Bernard Farkas : Oui, bien sûr. Les Grands Anciens – je ne sais pas si on peut les nommer ainsi – enfin, ceux qui font partie de ma culture, des gens comme Frazetta, qui pour moi est un dieu, ou Robert Crumb, d’un autre côté. On va tomber dans l’ultra-classique. Je ne vais pas faire preuve d’une grande originalité !

 Bdzoom.com : Comment avez-vous rencontré messieurs Dionnet, Giraud et Druillet ?

Bernard Farkas : J’étais déjà très intéressé, très impliqué dans les bandes dessinées, dans le milieu artistique. En même temps, j’avais une amie qui travaillait dans le secteur littéraire de l’édition. À cette époque, j’y travaillais moi-même mais dans le secteur enfantin, chez Nathan. J’étais très jeune ; en 1975, j’avais environ 24 ans… Cette amie connaissait particulièrement Dionnet. Elle a été amenée à le rencontrer et était en contact avec lui parce qu’il est avant tout journaliste-écrivain. Comme elle me connaissait, je lui avais dit : « Et bien, écoute, si on le croise, montre-le moi ». C’est comme cela que nous sommes rentrés en contact et qu’a germé l’idée de faire un magazine de bandes dessinées qui n’était pas encore Métal hurlant. Travaillant chez Nathan, j’étais un petit peu l’ambassadeur d’une grosse société qui faisait beaucoup d’impression, qui connaissait tout ce qui était papier, photogravure, etc… On voulait essayer de se faire aider par ce gros groupe…

Caricature de Jean-Pierre Dionnet dans Pilote.

Bdzoom.com : Les contacts furent-ils tout de suite bons entre vous ?

 Bernard Farkas : Oui, plus ou moins…

 Bdzoom.com : Quel était votre rôle exact au sein du magazine Métal hurlant ?

 Bernard Farkas : J’étais ce qu’on pourrait appeler la tentative de gestion… Eh oui… On a tout appris ensemble sur le tas ! Moi, je n’avais ni le talent de dessinateur ou de créateur comme Moebius ou Druillet, ni de talent d’écrivain ou d’expert-connaisseur tel que Dionnet.

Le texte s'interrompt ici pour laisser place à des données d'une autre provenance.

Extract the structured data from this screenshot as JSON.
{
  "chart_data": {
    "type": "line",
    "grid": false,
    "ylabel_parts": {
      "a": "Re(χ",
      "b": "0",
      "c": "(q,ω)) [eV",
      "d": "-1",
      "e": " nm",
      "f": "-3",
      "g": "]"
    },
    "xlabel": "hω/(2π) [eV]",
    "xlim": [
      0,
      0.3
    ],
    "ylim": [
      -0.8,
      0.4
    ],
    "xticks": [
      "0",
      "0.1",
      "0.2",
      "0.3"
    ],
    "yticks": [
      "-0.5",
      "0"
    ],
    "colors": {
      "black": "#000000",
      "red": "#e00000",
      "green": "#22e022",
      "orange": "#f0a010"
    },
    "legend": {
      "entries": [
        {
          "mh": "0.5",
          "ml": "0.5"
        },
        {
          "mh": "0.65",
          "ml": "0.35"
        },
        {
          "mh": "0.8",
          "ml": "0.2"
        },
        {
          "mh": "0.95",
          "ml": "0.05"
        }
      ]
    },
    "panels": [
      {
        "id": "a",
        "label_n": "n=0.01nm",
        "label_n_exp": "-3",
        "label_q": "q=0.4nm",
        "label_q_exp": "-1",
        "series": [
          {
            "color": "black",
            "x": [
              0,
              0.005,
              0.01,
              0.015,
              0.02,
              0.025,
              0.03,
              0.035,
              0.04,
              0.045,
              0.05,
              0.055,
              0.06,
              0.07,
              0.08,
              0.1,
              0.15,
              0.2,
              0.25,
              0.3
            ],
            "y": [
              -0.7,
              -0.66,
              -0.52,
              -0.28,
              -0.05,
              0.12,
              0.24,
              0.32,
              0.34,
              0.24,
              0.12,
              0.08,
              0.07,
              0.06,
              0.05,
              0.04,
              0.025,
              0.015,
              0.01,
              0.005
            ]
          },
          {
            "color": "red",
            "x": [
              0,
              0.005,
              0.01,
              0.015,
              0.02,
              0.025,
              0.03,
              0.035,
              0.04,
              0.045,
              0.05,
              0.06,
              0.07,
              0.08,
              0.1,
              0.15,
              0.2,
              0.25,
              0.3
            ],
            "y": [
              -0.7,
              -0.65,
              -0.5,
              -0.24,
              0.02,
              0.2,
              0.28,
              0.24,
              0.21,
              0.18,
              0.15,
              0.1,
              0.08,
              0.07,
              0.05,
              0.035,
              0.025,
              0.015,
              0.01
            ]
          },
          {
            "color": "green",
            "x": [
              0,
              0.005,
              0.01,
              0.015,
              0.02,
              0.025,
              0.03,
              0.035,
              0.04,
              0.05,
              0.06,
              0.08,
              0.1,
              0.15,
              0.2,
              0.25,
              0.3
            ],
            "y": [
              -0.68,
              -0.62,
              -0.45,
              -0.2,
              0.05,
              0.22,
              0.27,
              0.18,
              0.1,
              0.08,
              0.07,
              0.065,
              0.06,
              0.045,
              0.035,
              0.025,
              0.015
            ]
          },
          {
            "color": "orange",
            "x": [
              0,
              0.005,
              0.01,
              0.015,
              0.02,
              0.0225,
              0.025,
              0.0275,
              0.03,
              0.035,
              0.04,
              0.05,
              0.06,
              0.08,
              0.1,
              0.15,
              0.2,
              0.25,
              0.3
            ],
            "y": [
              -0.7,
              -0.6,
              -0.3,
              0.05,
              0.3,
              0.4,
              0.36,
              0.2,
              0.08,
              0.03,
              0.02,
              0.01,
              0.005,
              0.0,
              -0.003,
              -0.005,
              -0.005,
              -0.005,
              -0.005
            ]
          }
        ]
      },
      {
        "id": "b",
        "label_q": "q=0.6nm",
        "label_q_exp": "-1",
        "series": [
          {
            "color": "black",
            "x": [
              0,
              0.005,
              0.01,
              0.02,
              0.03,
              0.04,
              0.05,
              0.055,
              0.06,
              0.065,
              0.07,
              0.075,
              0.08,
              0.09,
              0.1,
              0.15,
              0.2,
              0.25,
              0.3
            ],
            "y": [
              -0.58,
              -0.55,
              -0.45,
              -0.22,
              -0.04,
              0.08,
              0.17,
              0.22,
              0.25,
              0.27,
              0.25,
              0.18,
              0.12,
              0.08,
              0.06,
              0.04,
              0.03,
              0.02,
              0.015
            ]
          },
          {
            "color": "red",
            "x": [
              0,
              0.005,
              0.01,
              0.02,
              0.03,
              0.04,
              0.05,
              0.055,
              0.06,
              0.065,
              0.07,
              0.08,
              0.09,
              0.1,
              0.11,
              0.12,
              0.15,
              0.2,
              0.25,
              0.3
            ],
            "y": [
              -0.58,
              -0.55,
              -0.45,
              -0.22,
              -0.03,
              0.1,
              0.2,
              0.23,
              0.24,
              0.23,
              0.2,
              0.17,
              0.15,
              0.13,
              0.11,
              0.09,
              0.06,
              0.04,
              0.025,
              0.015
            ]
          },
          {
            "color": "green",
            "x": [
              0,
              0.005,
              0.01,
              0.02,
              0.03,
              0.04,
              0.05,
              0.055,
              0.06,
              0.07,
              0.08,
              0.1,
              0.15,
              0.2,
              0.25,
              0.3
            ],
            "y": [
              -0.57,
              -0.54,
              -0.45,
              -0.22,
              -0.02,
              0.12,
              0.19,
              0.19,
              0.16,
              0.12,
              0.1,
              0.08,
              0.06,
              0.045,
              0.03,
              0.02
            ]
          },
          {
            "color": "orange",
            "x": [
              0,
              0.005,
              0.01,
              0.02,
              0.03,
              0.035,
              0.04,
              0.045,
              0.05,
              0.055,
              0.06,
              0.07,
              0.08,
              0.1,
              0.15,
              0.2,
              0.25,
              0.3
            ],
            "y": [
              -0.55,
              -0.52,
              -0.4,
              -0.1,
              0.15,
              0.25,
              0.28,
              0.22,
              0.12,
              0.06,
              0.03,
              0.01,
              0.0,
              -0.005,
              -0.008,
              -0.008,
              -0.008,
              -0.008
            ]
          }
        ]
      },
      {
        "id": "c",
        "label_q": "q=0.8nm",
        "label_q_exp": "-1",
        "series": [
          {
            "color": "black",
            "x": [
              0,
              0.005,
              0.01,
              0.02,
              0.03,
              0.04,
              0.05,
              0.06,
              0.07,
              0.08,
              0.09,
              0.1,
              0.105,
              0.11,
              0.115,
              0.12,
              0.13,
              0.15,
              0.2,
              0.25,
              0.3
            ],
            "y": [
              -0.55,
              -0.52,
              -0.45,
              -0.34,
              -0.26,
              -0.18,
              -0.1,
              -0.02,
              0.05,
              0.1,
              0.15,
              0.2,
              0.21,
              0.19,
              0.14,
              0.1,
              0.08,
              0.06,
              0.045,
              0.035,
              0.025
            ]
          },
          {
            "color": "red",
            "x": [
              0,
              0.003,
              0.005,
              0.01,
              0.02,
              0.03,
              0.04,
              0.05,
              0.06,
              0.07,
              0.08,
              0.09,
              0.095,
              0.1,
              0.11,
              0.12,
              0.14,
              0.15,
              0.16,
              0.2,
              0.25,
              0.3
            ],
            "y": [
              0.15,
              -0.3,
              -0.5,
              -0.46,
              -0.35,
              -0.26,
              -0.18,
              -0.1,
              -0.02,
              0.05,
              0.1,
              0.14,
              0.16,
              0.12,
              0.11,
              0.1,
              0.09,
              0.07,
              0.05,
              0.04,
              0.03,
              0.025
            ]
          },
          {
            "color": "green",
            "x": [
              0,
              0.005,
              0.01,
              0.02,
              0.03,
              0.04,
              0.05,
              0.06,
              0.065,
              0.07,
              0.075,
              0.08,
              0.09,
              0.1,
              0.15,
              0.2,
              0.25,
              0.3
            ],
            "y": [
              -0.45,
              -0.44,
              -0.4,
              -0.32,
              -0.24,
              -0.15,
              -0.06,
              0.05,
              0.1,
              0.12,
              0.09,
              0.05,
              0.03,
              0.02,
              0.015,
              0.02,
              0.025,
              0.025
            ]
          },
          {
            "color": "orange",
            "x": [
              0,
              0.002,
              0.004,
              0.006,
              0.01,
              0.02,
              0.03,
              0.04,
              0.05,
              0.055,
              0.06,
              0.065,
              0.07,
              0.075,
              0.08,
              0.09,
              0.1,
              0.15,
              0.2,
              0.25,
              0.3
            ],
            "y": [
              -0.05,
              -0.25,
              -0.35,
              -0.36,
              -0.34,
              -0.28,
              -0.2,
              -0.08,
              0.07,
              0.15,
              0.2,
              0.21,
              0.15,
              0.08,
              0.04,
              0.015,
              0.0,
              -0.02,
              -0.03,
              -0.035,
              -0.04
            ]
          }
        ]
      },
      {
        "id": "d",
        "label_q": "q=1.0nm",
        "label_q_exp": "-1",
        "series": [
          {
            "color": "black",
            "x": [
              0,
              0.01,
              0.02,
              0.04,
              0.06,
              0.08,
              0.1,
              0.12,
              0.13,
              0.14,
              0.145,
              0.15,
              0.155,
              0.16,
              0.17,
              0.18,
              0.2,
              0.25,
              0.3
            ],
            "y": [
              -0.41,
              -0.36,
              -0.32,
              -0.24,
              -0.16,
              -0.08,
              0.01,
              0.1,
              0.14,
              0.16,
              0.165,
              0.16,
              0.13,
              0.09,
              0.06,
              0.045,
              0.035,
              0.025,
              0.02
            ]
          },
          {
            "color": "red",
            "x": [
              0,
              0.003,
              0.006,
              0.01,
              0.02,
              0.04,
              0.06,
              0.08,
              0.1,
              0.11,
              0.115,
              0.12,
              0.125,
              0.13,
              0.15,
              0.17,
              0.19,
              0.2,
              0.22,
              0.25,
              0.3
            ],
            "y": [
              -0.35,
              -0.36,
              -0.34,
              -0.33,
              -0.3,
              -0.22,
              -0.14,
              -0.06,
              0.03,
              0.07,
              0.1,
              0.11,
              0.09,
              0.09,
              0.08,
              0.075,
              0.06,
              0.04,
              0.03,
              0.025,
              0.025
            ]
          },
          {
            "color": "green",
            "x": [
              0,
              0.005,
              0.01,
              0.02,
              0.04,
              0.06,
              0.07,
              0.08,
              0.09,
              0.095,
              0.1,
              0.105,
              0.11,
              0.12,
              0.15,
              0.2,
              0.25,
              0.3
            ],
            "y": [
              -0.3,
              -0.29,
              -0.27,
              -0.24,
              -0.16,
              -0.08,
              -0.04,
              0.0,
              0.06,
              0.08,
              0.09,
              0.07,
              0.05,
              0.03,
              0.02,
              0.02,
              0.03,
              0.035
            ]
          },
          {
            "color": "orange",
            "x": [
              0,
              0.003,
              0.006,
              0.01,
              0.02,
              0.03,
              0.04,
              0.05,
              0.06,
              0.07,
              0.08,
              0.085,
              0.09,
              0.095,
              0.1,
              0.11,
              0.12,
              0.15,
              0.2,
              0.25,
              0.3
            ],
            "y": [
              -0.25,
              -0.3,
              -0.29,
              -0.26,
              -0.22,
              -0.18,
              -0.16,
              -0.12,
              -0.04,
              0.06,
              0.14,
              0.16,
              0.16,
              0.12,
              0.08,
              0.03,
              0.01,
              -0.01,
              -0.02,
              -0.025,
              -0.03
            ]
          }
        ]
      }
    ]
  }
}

J’étais plutôt le membre de l’équipe qui était censé organiser les comptes, négocier. C’était aussi un de mes rôles chez Nathan, où, à cette époque, j’étais toujours parallèlement, tout au moins au début…

Bdzoom.com  : Très vite, vous vous décidez à ne travailler que pour les Humanoïdes Associés. Autour de quel numéro avez-vous franchi le pas ?

 Bernard Farkas : Au début, le magazine était trimestriel. Cela a duré 5 numéros. Et puis… Je ne sais plus vraiment ! Vous me posez une colle ! C’était au bout de quelques mois, 6 ou 9, quelque chose comme cela. Je me suis retrouvé aux Humanos…

Bdzoom.com  : On trouve votre nom sur le logo en colonne des Humanoïdes Associés. Mise à part l’organisation de Métal Hurlant, quel était votre rôle exact pour les Humanos ?

Bernard Farkas : Vous savez, nous étions quatre autour d’une table. Nous étions à la fois le comité de discussion, le comité pour boire des coups (rires), l’assemblée générale puisque 100% du capital était réuni, l’assemblée rédactionnelle (où l’on décidait ce que l’on faisait, comment on le faisait, ce qu’on éditait)… Enfin, il n’y avait pas d’organisation au sens strict entre nous. Il y avait une répartition des rôles, car Moebius et Druillet n’avaient vraiment aucune envie de s’occuper des chiffres, des comptes, des chéquiers et autres… Personne ne se battait pour cela !Bdzoom.com : Quelles étaient les parts respectives de chacun dans le capital des Humanoïdes Associés ?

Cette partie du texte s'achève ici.